By Trina Machacek

If you are lucky enough to live in a rural area there is always something across the road that is interesting. It could be out front, out back or over towards the neighbor to the north or south.  Oh sure there are things in town, just across the street to bring about interest. 

When I was a kid we lived in Reno. On the street where we lived, directly across the street, there was an old lady who we would see peeking at us kids out from between tightly drawn curtains covering her window. All as we were calmly and quietly playing outside. You know with all the refinement and finesse of a bunch of chimpanzees trying to grab the last banana from the bunch. We never saw her outside. I wonder sometimes if she was in there planning our demise. Naw. Well, maybe.

In the rural world it is hard not to see all the things across the road in all directions. It really is one of the wonderful perks of living out in the middle of farming and ranching action.  Like now. It’s spring. Things and people are beginning to “wake up.” Oh don’t think we have been hibernating. It is just that now, now that the sun comes up before noon things are moving and shaking more. Like the horses in the field kind of kitty corner from where I live. There are two of them. They have been sticking close to the middle of the 160 acres they have to roam about on. Now? Oh now the grass is getting green.

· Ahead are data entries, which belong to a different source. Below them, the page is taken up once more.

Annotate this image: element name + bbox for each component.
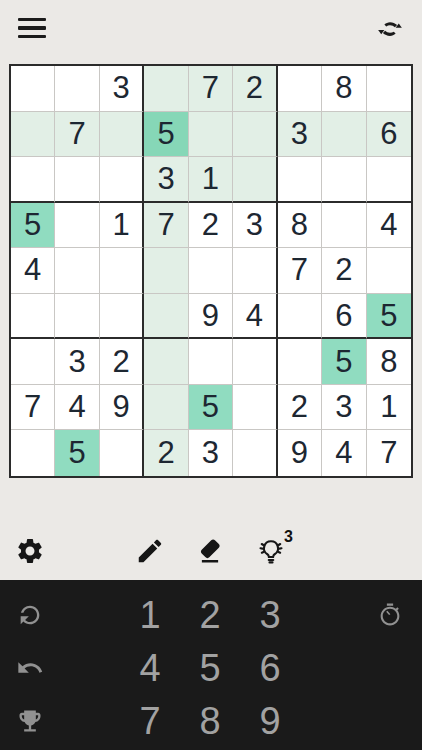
cell-r5c7[interactable]: 7 [278, 248, 322, 294]
cell-r2c4[interactable]: 5 [144, 112, 188, 158]
timer-icon[interactable] [378, 603, 403, 628]
cell-r3c8[interactable] [322, 157, 366, 203]
cell-r6c5[interactable]: 9 [189, 294, 233, 340]
cell-r5c1[interactable]: 4 [11, 248, 55, 294]
cell-r4c4[interactable]: 7 [144, 203, 188, 249]
top-bar [0, 0, 422, 56]
trophy-icon[interactable] [16, 707, 44, 735]
cell-r7c1[interactable] [11, 339, 55, 385]
cell-r6c4[interactable] [144, 294, 188, 340]
numpad-9[interactable]: 9 [259, 702, 280, 740]
cell-r9c9[interactable]: 7 [367, 430, 411, 476]
cell-r7c8[interactable]: 5 [322, 339, 366, 385]
cell-r2c7[interactable]: 3 [278, 112, 322, 158]
numpad-3[interactable]: 3 [259, 596, 280, 634]
cell-r8c7[interactable]: 2 [278, 385, 322, 431]
cell-r4c9[interactable]: 4 [367, 203, 411, 249]
cell-r6c3[interactable] [100, 294, 144, 340]
cell-r2c2[interactable]: 7 [55, 112, 99, 158]
numpad-8[interactable]: 8 [199, 702, 220, 740]
numpad-panel: 1 2 3 4 5 6 7 8 9 [0, 580, 422, 750]
numpad-4[interactable]: 4 [139, 649, 160, 687]
sudoku-board: 3728753631517238447294653258749523152394… [9, 64, 413, 478]
numpad-7[interactable]: 7 [139, 702, 160, 740]
cell-r7c4[interactable] [144, 339, 188, 385]
cell-r7c2[interactable]: 3 [55, 339, 99, 385]
cell-r7c9[interactable]: 8 [367, 339, 411, 385]
cell-r9c6[interactable] [233, 430, 277, 476]
cell-r2c8[interactable] [322, 112, 366, 158]
cell-r3c2[interactable] [55, 157, 99, 203]
cell-r3c3[interactable] [100, 157, 144, 203]
cell-r2c5[interactable] [189, 112, 233, 158]
cell-r8c2[interactable]: 4 [55, 385, 99, 431]
numpad-6[interactable]: 6 [259, 649, 280, 687]
cell-r4c1[interactable]: 5 [11, 203, 55, 249]
cell-r1c3[interactable]: 3 [100, 66, 144, 112]
cell-r1c1[interactable] [11, 66, 55, 112]
sync-icon[interactable] [375, 14, 405, 44]
cell-r3c5[interactable]: 1 [189, 157, 233, 203]
cell-r1c5[interactable]: 7 [189, 66, 233, 112]
cell-r9c7[interactable]: 9 [278, 430, 322, 476]
cell-r5c2[interactable] [55, 248, 99, 294]
cell-r4c3[interactable]: 1 [100, 203, 144, 249]
cell-r8c5[interactable]: 5 [189, 385, 233, 431]
cell-r9c8[interactable]: 4 [322, 430, 366, 476]
cell-r8c8[interactable]: 3 [322, 385, 366, 431]
cell-r5c3[interactable] [100, 248, 144, 294]
cell-r3c1[interactable] [11, 157, 55, 203]
cell-r2c6[interactable] [233, 112, 277, 158]
cell-r4c6[interactable]: 3 [233, 203, 277, 249]
cell-r1c6[interactable]: 2 [233, 66, 277, 112]
cell-r5c4[interactable] [144, 248, 188, 294]
cell-r2c9[interactable]: 6 [367, 112, 411, 158]
cell-r5c8[interactable]: 2 [322, 248, 366, 294]
tool-row: 3 [0, 480, 422, 580]
cell-r1c4[interactable] [144, 66, 188, 112]
cell-r9c5[interactable]: 3 [189, 430, 233, 476]
pencil-icon[interactable] [135, 536, 165, 566]
eraser-icon[interactable] [195, 536, 225, 566]
cell-r6c1[interactable] [11, 294, 55, 340]
cell-r4c2[interactable] [55, 203, 99, 249]
cell-r8c4[interactable] [144, 385, 188, 431]
cell-r8c1[interactable]: 7 [11, 385, 55, 431]
restart-icon[interactable] [16, 601, 44, 629]
hint-bulb-icon[interactable]: 3 [256, 536, 286, 566]
cell-r6c9[interactable]: 5 [367, 294, 411, 340]
cell-r8c6[interactable] [233, 385, 277, 431]
cell-r3c4[interactable]: 3 [144, 157, 188, 203]
cell-r5c6[interactable] [233, 248, 277, 294]
menu-icon[interactable] [18, 18, 46, 38]
cell-r1c9[interactable] [367, 66, 411, 112]
cell-r3c7[interactable] [278, 157, 322, 203]
cell-r8c3[interactable]: 9 [100, 385, 144, 431]
cell-r7c6[interactable] [233, 339, 277, 385]
cell-r5c9[interactable] [367, 248, 411, 294]
cell-r6c6[interactable]: 4 [233, 294, 277, 340]
cell-r1c2[interactable] [55, 66, 99, 112]
cell-r4c8[interactable] [322, 203, 366, 249]
cell-r2c1[interactable] [11, 112, 55, 158]
cell-r1c7[interactable] [278, 66, 322, 112]
numpad-1[interactable]: 1 [139, 596, 160, 634]
settings-icon[interactable] [15, 536, 45, 566]
cell-r4c7[interactable]: 8 [278, 203, 322, 249]
cell-r7c3[interactable]: 2 [100, 339, 144, 385]
cell-r6c2[interactable] [55, 294, 99, 340]
cell-r1c8[interactable]: 8 [322, 66, 366, 112]
cell-r3c9[interactable] [367, 157, 411, 203]
cell-r7c5[interactable] [189, 339, 233, 385]
cell-r6c7[interactable] [278, 294, 322, 340]
numpad-5[interactable]: 5 [199, 649, 220, 687]
cell-r9c1[interactable] [11, 430, 55, 476]
cell-r4c5[interactable]: 2 [189, 203, 233, 249]
undo-icon[interactable] [16, 654, 44, 682]
cell-r9c3[interactable] [100, 430, 144, 476]
cell-r8c9[interactable]: 1 [367, 385, 411, 431]
numpad-2[interactable]: 2 [199, 596, 220, 634]
cell-r5c5[interactable] [189, 248, 233, 294]
cell-r2c3[interactable] [100, 112, 144, 158]
hint-count-badge: 3 [284, 528, 293, 546]
cell-r9c4[interactable]: 2 [144, 430, 188, 476]
cell-r3c6[interactable] [233, 157, 277, 203]
cell-r6c8[interactable]: 6 [322, 294, 366, 340]
cell-r7c7[interactable] [278, 339, 322, 385]
cell-r9c2[interactable]: 5 [55, 430, 99, 476]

That makes them go out further, on a search and destroy—I mean search and eat mission. The two of them, I am pretty sure, often talk of the lady who hasn’t been out to visit them since late last fall. Now that the temperatures are above the spot where I don’t have to wear a coat, scarf, mittens and boots, I will fill my pockets with treats and go visiting. It’s a spring thingy they and I have done for several years. After a few days they will meet me at the fence. The first few days, they look at me like I was one of those afore mentioned chimpanzees. It’s the treats that get them coming over and giving me a reason to smile in the springtime mornings.

Out back and down about a half mile the sheep have been let out on pasture. Just getting ready for the lambing to begin in a month or so. Last week was shearing. Then of course it snowed a couple of inches. The snow that comes now isn’t too worrisome, it melts and becomes a memory. And mud. 

But the sheep are hearty little white specks that I can hear talking baa baa to each other over and above the sheep herding dogs that are spreading alarm of seen and what I suspect are more so unseen boogie men, uh coyotes. Yes out back and down the way things are happening too.

There is an airplane flying to the southwest. He is crop dusting applying I imagine either fertilizer or seed or maybe spraying weeds. It is much too early for bugs. If you ever get the chance to see a crop duster dance in the sky, take the time to stop and watch. It’s amazing. But! Yes a low flying “but.” The fact that someone sees that it’s time to start farming in earnest tells me it is time to attack my yard too.

Yard work for me is more of a therapy. I found that farming is therapy too. Just on a much grander scale. I happily embrace my small scale although the therapy is still needed and enjoyed after a long winters nap. There really is nothing like digging in the dirt. The feel of the ground and the smell of the earth cannot be matched by anything. Just ask a farmer. I am so amazed at the different soils you see when you travel. The darkest richest dirt is where the tallest corn will grow. That is one of the best lines of advice I can bestow on you.

I never looked at dirt, in the way a farmer looks at dirt until I married one. I’m here to tell you that above the mud and dust and dry patches and rain at the wrong time and weeds and bugs and all the things that stand in the way, it’s the smell of freshly turned earth that will bring a smile to the soul of a farmer.